Shouldn't the equation look like g(s) = g'(2)... since every equation after it, the x is subsituted with 2?(1 vote)

## Video transcript

- So, let's say we've been given all this information about the function g and it's derivative
evaluated at x equals two. We know g of two is equal to three. G prime of two is equal to one. The second derivative of g
evaluated two is negative one. The third derivative of g
evaluated at two is two. Given that, what we're
being tasked with is we want to use the second
degree Taylor polynomial centered at x equals two to
approximate g prime of one. Not g of one, g prime of
one and so I encourage you to pause this video and try
to think about it on your own. I'm assuming you've had a go at it. Let's just remind ourselves what a second degree Taylor polynomial
centered at x equals two would look like for a
general function f of x. F of x would approximately be equal to, it would be f of two plus f prime of two times x minus two plus
f prime prime of two times x minus two squared, all
of that over two factorial. That would get us to a second degree place because it's x minus two squared. This is gonna give us a
second degree polynomial. This is the general case. If we want to find the
approximation for f centered at x equals but we're
gonna do it for g prime. Let me write this down. Alright, so I'll do it in blue.

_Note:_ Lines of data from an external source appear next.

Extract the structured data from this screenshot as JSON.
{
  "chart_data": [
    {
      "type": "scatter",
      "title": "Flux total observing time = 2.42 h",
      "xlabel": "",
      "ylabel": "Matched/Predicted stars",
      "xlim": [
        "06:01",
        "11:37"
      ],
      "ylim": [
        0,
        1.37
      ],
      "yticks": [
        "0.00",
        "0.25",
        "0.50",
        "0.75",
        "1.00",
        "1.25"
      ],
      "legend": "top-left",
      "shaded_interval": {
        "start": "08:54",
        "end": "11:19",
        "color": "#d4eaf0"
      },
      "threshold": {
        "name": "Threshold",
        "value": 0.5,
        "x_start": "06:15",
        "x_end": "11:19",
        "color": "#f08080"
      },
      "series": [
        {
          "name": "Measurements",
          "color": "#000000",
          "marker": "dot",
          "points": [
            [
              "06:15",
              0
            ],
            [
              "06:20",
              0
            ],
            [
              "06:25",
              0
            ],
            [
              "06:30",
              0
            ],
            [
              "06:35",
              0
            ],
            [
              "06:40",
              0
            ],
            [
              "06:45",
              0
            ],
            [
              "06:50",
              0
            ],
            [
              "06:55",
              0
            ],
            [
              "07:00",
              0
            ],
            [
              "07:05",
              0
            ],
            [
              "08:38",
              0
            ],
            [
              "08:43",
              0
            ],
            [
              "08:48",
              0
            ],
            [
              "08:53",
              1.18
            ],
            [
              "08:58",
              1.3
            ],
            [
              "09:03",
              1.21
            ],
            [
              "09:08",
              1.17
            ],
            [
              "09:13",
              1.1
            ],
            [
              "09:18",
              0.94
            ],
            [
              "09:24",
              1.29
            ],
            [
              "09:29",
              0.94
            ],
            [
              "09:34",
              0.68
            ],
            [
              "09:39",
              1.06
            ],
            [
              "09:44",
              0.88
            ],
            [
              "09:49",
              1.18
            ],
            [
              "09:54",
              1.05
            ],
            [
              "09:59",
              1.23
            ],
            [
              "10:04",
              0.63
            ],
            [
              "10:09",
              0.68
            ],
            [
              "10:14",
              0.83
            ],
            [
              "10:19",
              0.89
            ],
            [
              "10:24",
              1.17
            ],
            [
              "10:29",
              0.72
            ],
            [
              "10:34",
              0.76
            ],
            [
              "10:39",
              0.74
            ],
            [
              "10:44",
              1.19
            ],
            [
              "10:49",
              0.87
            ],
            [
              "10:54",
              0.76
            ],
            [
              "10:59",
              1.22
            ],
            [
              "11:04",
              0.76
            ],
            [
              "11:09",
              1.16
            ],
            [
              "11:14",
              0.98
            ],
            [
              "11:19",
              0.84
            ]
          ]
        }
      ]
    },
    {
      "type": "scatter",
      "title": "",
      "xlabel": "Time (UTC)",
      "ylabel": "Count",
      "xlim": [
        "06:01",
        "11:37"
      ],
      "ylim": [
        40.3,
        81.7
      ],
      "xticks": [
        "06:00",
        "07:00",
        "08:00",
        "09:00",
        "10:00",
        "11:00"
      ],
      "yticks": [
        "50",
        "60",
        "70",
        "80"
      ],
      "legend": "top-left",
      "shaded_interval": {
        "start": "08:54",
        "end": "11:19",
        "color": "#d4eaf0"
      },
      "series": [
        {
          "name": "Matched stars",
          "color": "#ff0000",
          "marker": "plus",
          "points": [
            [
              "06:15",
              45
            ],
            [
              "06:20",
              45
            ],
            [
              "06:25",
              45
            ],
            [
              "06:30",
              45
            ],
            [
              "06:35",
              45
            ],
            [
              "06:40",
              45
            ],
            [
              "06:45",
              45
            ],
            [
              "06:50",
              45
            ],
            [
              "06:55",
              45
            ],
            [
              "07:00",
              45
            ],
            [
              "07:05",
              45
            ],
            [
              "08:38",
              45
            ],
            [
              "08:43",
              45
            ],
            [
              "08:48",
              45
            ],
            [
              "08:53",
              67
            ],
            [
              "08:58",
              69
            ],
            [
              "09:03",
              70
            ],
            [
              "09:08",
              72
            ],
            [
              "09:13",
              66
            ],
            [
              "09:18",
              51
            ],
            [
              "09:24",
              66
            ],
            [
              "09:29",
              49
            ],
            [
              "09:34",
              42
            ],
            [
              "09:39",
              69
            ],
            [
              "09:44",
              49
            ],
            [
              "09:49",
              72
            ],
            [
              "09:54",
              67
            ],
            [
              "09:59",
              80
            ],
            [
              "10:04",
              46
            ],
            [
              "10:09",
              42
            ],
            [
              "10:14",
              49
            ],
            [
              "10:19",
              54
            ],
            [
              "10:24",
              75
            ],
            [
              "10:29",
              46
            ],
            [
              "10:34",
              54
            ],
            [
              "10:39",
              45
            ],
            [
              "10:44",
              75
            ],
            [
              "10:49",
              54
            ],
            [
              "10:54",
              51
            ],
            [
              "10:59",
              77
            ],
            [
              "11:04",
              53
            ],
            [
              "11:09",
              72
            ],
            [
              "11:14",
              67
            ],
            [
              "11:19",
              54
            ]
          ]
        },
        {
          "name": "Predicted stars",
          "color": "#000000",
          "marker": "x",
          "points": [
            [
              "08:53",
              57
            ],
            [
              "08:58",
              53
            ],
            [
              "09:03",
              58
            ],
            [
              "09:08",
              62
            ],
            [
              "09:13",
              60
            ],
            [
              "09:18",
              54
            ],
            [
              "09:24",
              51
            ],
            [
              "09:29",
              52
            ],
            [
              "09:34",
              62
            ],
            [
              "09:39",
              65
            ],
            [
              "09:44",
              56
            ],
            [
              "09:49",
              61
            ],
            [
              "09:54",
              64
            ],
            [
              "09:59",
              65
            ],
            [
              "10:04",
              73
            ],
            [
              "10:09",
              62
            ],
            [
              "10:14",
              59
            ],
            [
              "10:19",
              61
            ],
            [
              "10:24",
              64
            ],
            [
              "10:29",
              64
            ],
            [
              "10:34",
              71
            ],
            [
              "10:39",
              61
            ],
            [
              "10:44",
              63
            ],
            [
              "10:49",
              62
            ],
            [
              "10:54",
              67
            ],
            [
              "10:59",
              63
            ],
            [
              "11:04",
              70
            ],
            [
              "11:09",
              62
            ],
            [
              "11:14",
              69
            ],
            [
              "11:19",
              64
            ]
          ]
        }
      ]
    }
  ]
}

So, we have g prime of
x is what we're going to try and approximate and then we're going to evaluate it at x equals 1. G prime of x is going to
be approximately equal to, well same thing, it's
going to be the function that I'm going to try to approximate evaluated at two so g prime of two. Notice, so I'm approximate f of x, it's that function evaluated at two. If I'm approximating g prime of x, it's that function evaluated at two. Then, plus the first
derivative of this thing which is the second derivative of g. G prime prime of two times x minus two and then plus the second
derivative of the function that I'm trying to approximate
but the second derivative of g prime is going to be
the third derivative of g. It's going to be g prime prime
prime of two times x minus two squared, all of
that over two factorial. Now, they tell us what these things are. Let me use some new colors here. They tell us g of two is equal to three. This right here, oh, actually no, that's not what we're gonna wanna use. They tell us we're using g of two. They're telling us g prime
of two is equal to one. G prime of two, so this right
over here is equal to one. G prime prime of two is
equal to negative one. This is negative one right over here and then finally the third derivative of g evaluated at two is two. Two over two factorial, two factorials is two times one or it's just two. So that and that cancel out. What are we left with
for our approximation our second degree approximation of g prime of x centered at x equals two? We are left with g prime
of x is approximately equal to one minus x minus two. One minus x minus two,
I guess I could write that as plus two minus
x so plus two minus x. The negative of x minus
two is two minus x. Plus x minus two squared and obviously I could simplify this even more. This is three minus x plus x minus two squared and now I can evaluate it. If I wanna approximate g prime of one, I could say g prime of one
is going to be approximately equal to, wherever I see the x is here I put in a one there, so it's going to be three minus one plus
one minus two squared. Well, this is going to be two and then one minus two is negative one but then if I square it I get a positive one. So this whole thing is one. Two plus one is equal to three. Once again, this is an
approximation for g prime of one. What did we do here? We found the Taylor series. The second degree Taylor
series approximation for g prime of x centered
around x equals two and then we evaluated that approximation at x equals one to
approximate g prime of one. Anyway, hopefully, you found that fun.